Jerry eventually was a healthy dog again and became a leash-less dog. Jerry was so much happier being off the leash and free to do whatever he wanted. He always roamed with Konjo but was always back home when I came home. It made me happy to know that Jerry still didn’t want to leave my side even though he had the capability to.
This is when I believe I truly fell in love with Jerry. He followed me…everywhere. Whenever he heard my front door shut, he would run up and walk with me wherever. He was so curious about the rest of the Chime world and exploring it with me. To the “Suqs” (stores), to coffee shops, to the health center, to the school, to the breakfast place. Everywhere I went, there was Jerry. At one point he tried to go to the market with me and let me tell you; Women were yelling and hollering at what this crazy little dog was doing in the middle of the market and I had to calm them down and say he was mine. Eventually it caused too much of a ruckus that I had Abeba buy the rest of my groceries and I took him home. We made sure to never make that mistake again. Although I did laugh and smile at my little daredevil dog. Good boy.
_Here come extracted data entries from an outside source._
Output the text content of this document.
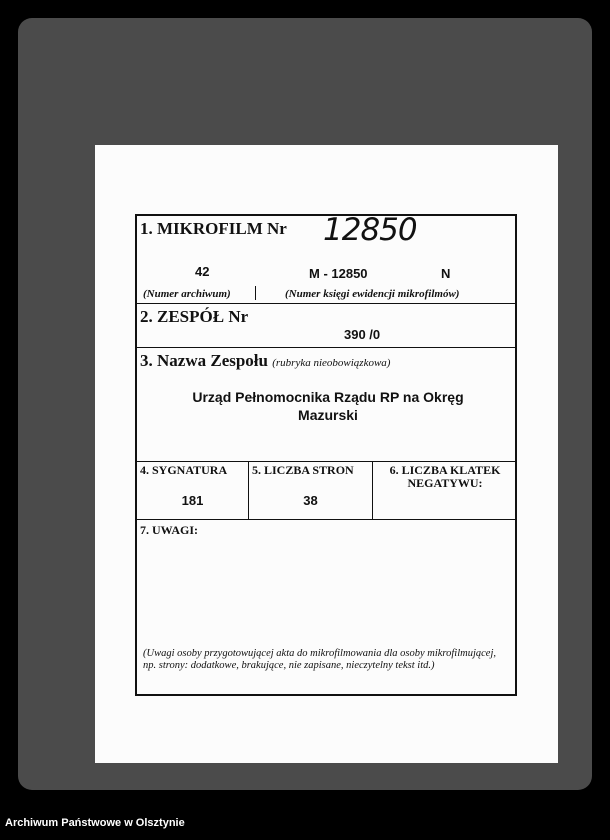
1. MIKROFILM Nr 12850
42	M - 12850	N
(Numer archiwum)	(Numer księgi ewidencji mikrofilmów)
2. ZESPÓŁ Nr
390 /0
3. Nazwa Zespołu (rubryka nieobowiązkowa)
Urząd Pełnomocnika Rządu RP na Okręg
Mazurski
4. SYGNATURA
181
5. LICZBA STRON
38
6. LICZBA KLATEK
NEGATYWU:
7. UWAGI:
(Uwagi osoby przygotowującej akta do mikrofilmowania dla osoby mikrofilmującej,
np. strony: dodatkowe, brakujące, nie zapisane, nieczytelny tekst itd.)
Archiwum Państwowe w Olsztynie
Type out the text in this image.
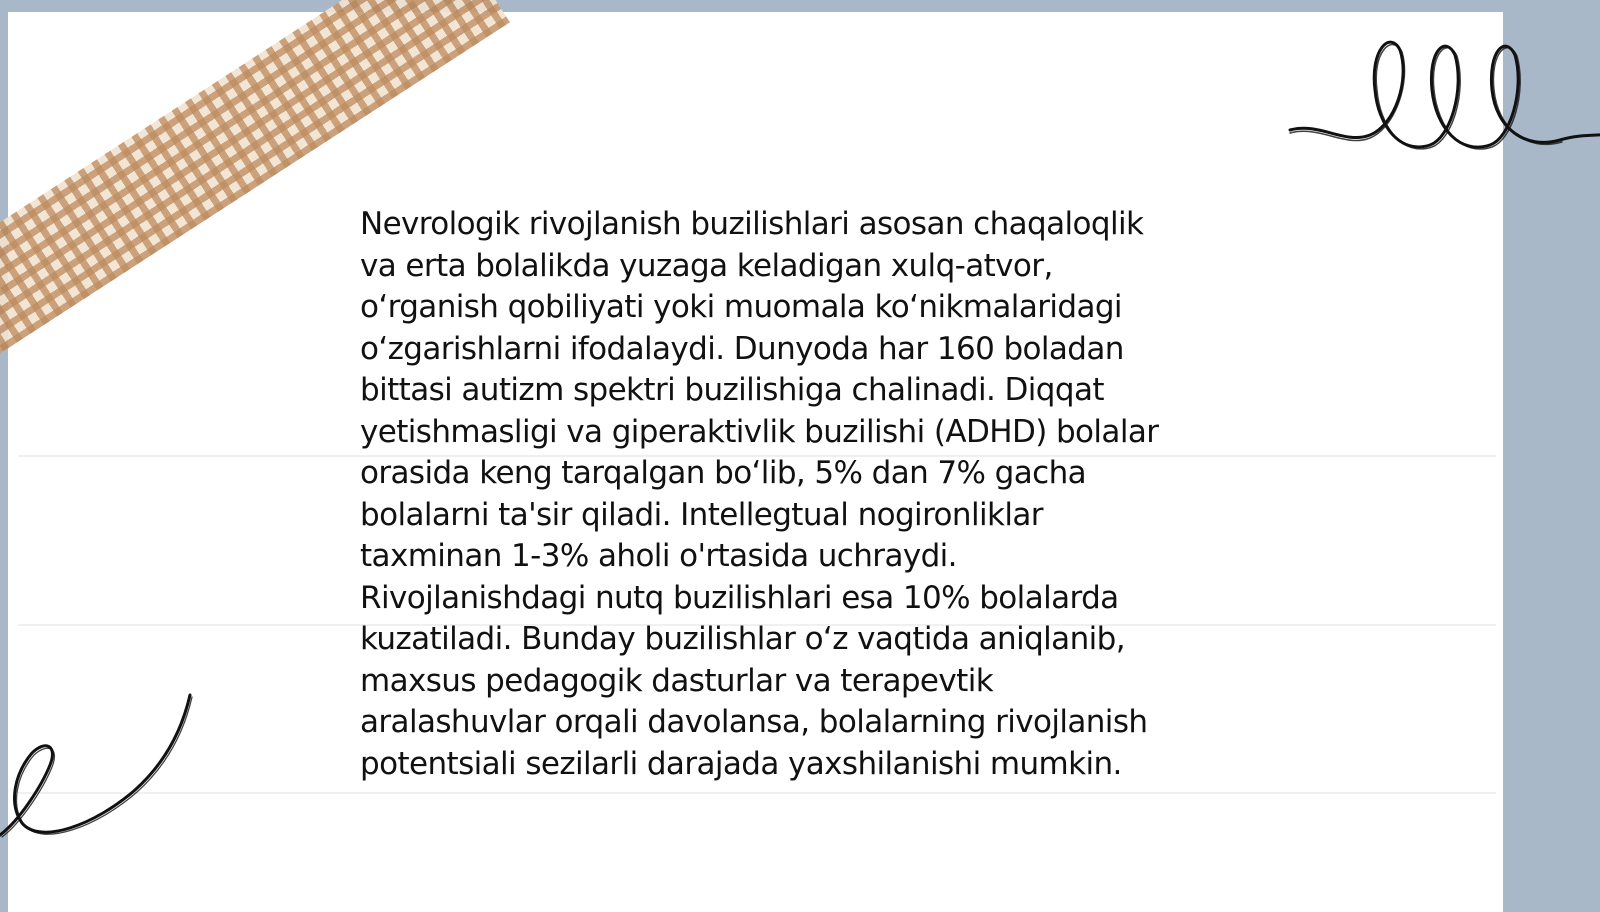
Nevrologik rivojlanish buzilishlari asosan chaqaloqlik
va erta bolalikda yuzaga keladigan xulq-atvor,
o‘rganish qobiliyati yoki muomala ko‘nikmalaridagi
o‘zgarishlarni ifodalaydi. Dunyoda har 160 boladan
bittasi autizm spektri buzilishiga chalinadi. Diqqat
yetishmasligi va giperaktivlik buzilishi (ADHD) bolalar
orasida keng tarqalgan bo‘lib, 5% dan 7% gacha
bolalarni ta'sir qiladi. Intellegtual nogironliklar
taxminan 1-3% aholi o'rtasida uchraydi.
Rivojlanishdagi nutq buzilishlari esa 10% bolalarda
kuzatiladi. Bunday buzilishlar o‘z vaqtida aniqlanib,
maxsus pedagogik dasturlar va terapevtik
aralashuvlar orqali davolansa, bolalarning rivojlanish
potentsiali sezilarli darajada yaxshilanishi mumkin.
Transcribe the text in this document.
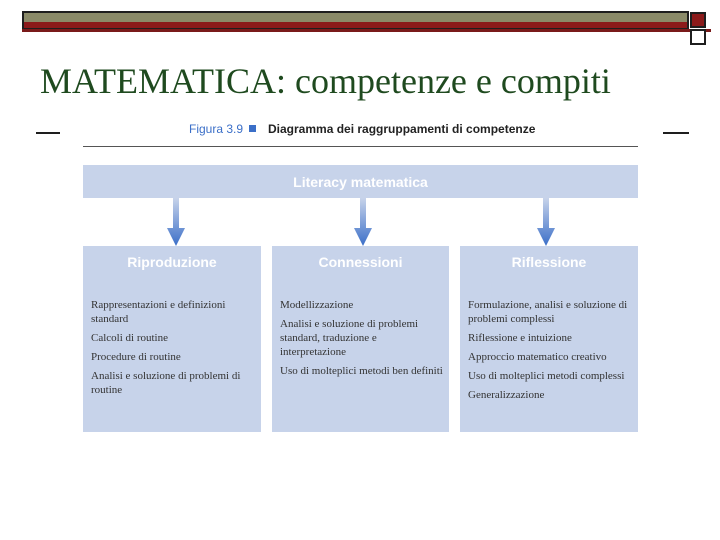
MATEMATICA: competenze e compiti
Figura 3.9 Diagramma dei raggruppamenti di competenze
Literacy matematica
Riproduzione
Rappresentazioni e definizioni standard
Calcoli di routine
Procedure di routine
Analisi e soluzione di problemi di routine
Connessioni
Modellizzazione
Analisi e soluzione di problemi standard, traduzione e interpretazione
Uso di molteplici metodi ben definiti
Riflessione
Formulazione, analisi e soluzione di problemi complessi
Riflessione e intuizione
Approccio matematico creativo
Uso di molteplici metodi complessi
Generalizzazione
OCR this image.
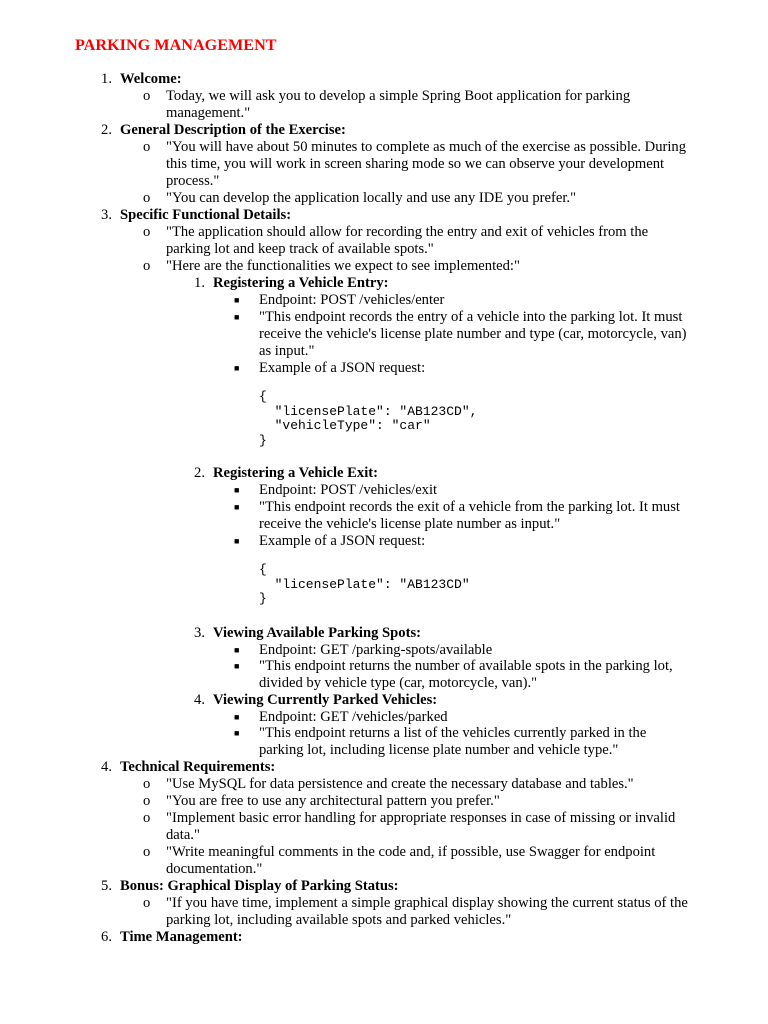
PARKING MANAGEMENT
1. Welcome:
o Today, we will ask you to develop a simple Spring Boot application for parking management."
2. General Description of the Exercise:
o "You will have about 50 minutes to complete as much of the exercise as possible. During this time, you will work in screen sharing mode so we can observe your development process."
o "You can develop the application locally and use any IDE you prefer."
3. Specific Functional Details:
o "The application should allow for recording the entry and exit of vehicles from the parking lot and keep track of available spots."
o "Here are the functionalities we expect to see implemented:"
1. Registering a Vehicle Entry:
■ Endpoint: POST /vehicles/enter
■ "This endpoint records the entry of a vehicle into the parking lot. It must receive the vehicle's license plate number and type (car, motorcycle, van) as input."
■ Example of a JSON request:
{
"licensePlate": "AB123CD",
"vehicleType": "car"
}
2. Registering a Vehicle Exit:
■ Endpoint: POST /vehicles/exit
■ "This endpoint records the exit of a vehicle from the parking lot. It must receive the vehicle's license plate number as input."
■ Example of a JSON request:
{
"licensePlate": "AB123CD"
}
3. Viewing Available Parking Spots:
■ Endpoint: GET /parking-spots/available
■ "This endpoint returns the number of available spots in the parking lot, divided by vehicle type (car, motorcycle, van)."
4. Viewing Currently Parked Vehicles:
■ Endpoint: GET /vehicles/parked
■ "This endpoint returns a list of the vehicles currently parked in the parking lot, including license plate number and vehicle type."
4. Technical Requirements:
o "Use MySQL for data persistence and create the necessary database and tables."
o "You are free to use any architectural pattern you prefer."
o "Implement basic error handling for appropriate responses in case of missing or invalid data."
o "Write meaningful comments in the code and, if possible, use Swagger for endpoint documentation."
5. Bonus: Graphical Display of Parking Status:
o "If you have time, implement a simple graphical display showing the current status of the parking lot, including available spots and parked vehicles."
6. Time Management:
Everyone in town eventually learned about me and my dog and if I walked somewhere without him, they would ask either where is my dog or where is Jerry? That may have been my favorite cultural influence I brought, having other people call my dog by his name. How crazy was that? For a town who hates dogs? To be honest, I think people thought it was a bizarre, neat thing to see. Something that they wouldn’t ever do, but cool to see how a dog could follow around and not bite a human. I constantly had to tell people no no, he is mine, he won’t bite you, etc. so that they would let their guard down a little bit.
Then, Isabella, got herself into a little bit of a beautiful mess. The compound had always had Konjo and Jerry and then there were two other dogs that continuously came in and out of our compound. They looked just like Konjo so I figured that maybe they were her first litter? Anyhow, They always showed a timid interest in me as they watched me pet Konjo and Jerry and eventually….after many days of holding out my hand to them, they let me pet them. And then it all went downhill from there.
Isabella went from one to two to four dogs following her around. No joke, I had a pack of dogs. Everyone couldn’t understand how these dogs weren’t biting me but I repeatedly told them that dogs are nice and if you pet them, feed them, they will like you.
My evening walks became even more enjoyable as I had four dogs following me. I felt like Daenerys and her dragons, no one would ever mess with me because they are terrified of dogs and if they tried..well…I was almost 100 percent certain the dogs would protect me. My love for dogs grew as I took in these four. They were so sweet and kind and I had wished I was able to take them all away with me.
This was the last few months of my peace corps life. It had felt peaceful. Life felt easy and simple and enjoyable. Embracing good people, good food, and good dogs. I couldn’t have asked for anything more. I couldn’t have asked for a better way to close out the last few months of my service.